A moral worldview is a set of beliefs or values connected by various kinds of relationships. For instance, one belief may imply another, or may subsume another, or may be in tension with another even though both are truths. If analyzed that way, a whole worldview can be mapped as a network, with the beliefs viewed as nodes, and the relationships as ties.
Using that method, we can map the moral network implied by a work of literature, such as a lyric poem. Previously, I wrote some notes on W.H. Auden’s poem “September 1, 1939” (notes here; full text here.) I then mapped the moral network of that work. I think my first effort was a bit off, so here is a revised map:
What assumptions underlie this method?
1. The moral evaluation of literature is a valid and useful mode of criticism. It is not just about judging the values of the text (pro or con), nor is it merely a matter of elucidating what the author meant or what the text implies about moral issues. It is rather a critical engagement with the moral perspective of the work, a kind of joint investigation into what is really good and right that is informed by both the text and the reader’s critical response. Although I think that remains a rare mode of literary criticism, it has prominent defenders.*
2. Formal network analysis, a branch of graph theory, offers insights about the structure of any system that is composed of objects and relationships. Tools from network analysis, such as calculating the centrality of nodes or the density of relationships, can help to elucidate and assess the moral worldview of a work of literature.

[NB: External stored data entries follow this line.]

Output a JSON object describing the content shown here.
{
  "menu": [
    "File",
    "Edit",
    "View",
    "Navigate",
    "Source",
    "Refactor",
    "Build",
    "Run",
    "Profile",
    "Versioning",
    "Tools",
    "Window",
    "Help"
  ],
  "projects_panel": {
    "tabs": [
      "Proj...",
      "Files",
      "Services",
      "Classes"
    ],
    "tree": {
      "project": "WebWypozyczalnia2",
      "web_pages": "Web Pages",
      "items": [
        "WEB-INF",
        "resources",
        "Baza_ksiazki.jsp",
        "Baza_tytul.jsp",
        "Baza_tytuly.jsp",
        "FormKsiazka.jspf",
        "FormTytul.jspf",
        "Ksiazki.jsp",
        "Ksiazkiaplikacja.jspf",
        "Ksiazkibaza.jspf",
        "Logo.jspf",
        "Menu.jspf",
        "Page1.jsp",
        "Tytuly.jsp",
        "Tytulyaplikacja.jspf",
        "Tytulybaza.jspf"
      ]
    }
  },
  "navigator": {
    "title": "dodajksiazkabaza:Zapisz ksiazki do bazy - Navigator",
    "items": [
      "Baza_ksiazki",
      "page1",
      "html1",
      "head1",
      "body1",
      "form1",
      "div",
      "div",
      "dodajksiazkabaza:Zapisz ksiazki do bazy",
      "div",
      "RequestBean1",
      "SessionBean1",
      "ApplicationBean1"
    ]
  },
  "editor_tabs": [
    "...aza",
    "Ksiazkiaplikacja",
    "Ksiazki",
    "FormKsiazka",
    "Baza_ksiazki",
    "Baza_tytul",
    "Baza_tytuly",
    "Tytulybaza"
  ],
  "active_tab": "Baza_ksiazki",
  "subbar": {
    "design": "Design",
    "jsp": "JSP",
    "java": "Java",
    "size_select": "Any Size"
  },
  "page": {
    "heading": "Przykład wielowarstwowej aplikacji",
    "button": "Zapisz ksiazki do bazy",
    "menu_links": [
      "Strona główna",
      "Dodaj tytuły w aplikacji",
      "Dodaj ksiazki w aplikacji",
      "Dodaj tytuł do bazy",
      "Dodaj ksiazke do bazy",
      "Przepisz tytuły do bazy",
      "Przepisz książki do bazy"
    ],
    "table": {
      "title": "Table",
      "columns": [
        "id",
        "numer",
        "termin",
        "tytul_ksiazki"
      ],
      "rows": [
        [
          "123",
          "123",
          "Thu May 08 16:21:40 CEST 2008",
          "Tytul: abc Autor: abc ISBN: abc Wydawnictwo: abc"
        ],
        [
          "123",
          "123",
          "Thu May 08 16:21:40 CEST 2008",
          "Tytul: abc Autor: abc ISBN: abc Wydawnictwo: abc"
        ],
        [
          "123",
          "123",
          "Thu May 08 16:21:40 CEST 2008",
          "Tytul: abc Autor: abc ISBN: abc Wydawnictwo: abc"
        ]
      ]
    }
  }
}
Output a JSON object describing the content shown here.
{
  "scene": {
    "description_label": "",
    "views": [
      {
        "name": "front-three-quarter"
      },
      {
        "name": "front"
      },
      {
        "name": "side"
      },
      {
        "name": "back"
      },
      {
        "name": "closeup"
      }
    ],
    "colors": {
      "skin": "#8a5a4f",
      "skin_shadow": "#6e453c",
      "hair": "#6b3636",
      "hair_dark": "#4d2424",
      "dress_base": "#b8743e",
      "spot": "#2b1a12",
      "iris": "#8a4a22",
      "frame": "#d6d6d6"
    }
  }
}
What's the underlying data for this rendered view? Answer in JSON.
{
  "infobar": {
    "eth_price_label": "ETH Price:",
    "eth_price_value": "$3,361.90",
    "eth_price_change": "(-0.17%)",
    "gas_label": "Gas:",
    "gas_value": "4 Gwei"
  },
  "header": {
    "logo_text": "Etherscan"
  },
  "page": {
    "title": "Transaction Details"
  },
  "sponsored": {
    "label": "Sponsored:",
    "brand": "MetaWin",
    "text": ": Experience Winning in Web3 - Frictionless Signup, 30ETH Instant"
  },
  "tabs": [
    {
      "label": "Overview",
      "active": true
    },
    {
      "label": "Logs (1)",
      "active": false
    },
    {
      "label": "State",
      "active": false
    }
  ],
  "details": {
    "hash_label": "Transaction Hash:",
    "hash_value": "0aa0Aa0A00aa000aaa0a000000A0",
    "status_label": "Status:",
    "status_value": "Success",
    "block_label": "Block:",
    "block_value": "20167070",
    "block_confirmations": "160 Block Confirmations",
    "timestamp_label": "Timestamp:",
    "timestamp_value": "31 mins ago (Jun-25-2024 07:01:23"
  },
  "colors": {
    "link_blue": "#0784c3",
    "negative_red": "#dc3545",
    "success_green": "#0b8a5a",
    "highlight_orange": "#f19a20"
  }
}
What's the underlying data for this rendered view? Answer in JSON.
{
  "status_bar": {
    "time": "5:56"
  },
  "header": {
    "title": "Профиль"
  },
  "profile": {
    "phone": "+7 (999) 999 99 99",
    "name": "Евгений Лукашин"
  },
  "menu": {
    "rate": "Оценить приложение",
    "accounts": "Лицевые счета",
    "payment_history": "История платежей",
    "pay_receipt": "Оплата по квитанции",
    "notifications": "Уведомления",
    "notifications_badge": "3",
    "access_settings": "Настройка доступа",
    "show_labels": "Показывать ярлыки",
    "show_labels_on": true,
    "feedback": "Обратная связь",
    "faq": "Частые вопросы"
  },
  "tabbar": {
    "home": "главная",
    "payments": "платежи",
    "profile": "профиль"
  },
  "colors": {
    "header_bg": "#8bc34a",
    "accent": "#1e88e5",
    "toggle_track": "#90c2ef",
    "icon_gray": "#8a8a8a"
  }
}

Underlying this premise is a deeper assumption that moral worldviews should not be assessed only (or mainly?) by evaluating the correspondence between their separate ideas and truths about the world. It’s also (or more?) important to ask how the whole worldview hangs together. The question is not whether Auden should be against tyranny, but how that stance fits into his overall thinking. When people argue for assessing a whole worldview instead of individual principles, their next step is usually to look for internal consistency. But consistency is not the main virtue of a well-structured worldview. Better a mentality that incorporates valid and fruitful tensions than one that avoids all inconsistencies at the cost of narrowness or oversimplification.** Network analysis reveals density and other virtues that are more helpful than consistency. (See also “ethical reasoning as a scale-free network.”)
3. Abstract and general principles are overrated. I do not claim that they should be expunged from one’s moral thinking (that would be an over-radical form of “particularism”), but rather that there is no good reason to assume that a well-ordered moral mentality can be arranged like an organizational chart, with the abstract principles at the top and all one’s concrete beliefs and commitments as mere implications. That would be one kind of moral network map, and some people do think that way. Other people are much more concrete, or they mix concrete particularities with abstract generalities in interesting and complex networks. For instance, I think New York City and the “dive” bar where Auden sits in this poem are just as important to his moral vision as tyranny or selfishness.
One reason not to try to make the abstract principles fundamental to one’s whole network is that certain crucial ideas, such as love, will then be distorted. These ideas have the feature that they are sometimes good and sometimes bad, depending on the circumstances. If you try to organize your thinking around abstract and general principles, you will be compelled to divide love into the good and bad kinds, and that is false to the experience of what love is.***
Turning the map above back into a written analysis of “Sept 1, 1939” would take some space, but I think a few key points emerge:
- Auden has a dense moral network, not dependent on just one or two ideas. It’s robust. For instance, he later came to hate the line, “We must love one another or die.” But the poem does not rest on that.
- Love, art, and politics are densely interconnected.
- Homosexuality is not mentioned in the poem but is alluded to at least twice. It is hard to know whether Auden would connect it to “unselfish love.” I would. So I am either in disagreement with the poem or sympathetic with Auden (a gay man in the 1930s) because he could not draw that connection openly.
- Much depends on a polarity between public and private, but poetry occupies an uneasy space between. Consider declamatory statements like this: “There is no such thing as the State / And no one exists alone.” Are they incursions of public demagoguery into a poem, which should be private? Or should the poem speak truth to power?
*See David Parker, Ethics, Theory and the Novel (Cambridge: Cambridge University Press, 1994); Todd F. Davis and Kenneth Womack, Mapping the Ethical Turn: A Reader in Ethics, Culture, and Literary Theory (Charlottesville, University Press of Virginia, 2001), Amanda Anderson, The Way We Argue Now: A Study in the Cultures of Theory (Princeton, 2006)
** Simon Blackburn, “Securing the Nots,” in W. Sinnott-Armstrong and M Timmons, eds., Moral Knowledge (New York, Oxford University Press, 1996), p. 95
*** This is basically my thesis in Reforming the Humanities: Literature and Ethics from Dante through Modern Times (Palgrave Macmillan, December 2009).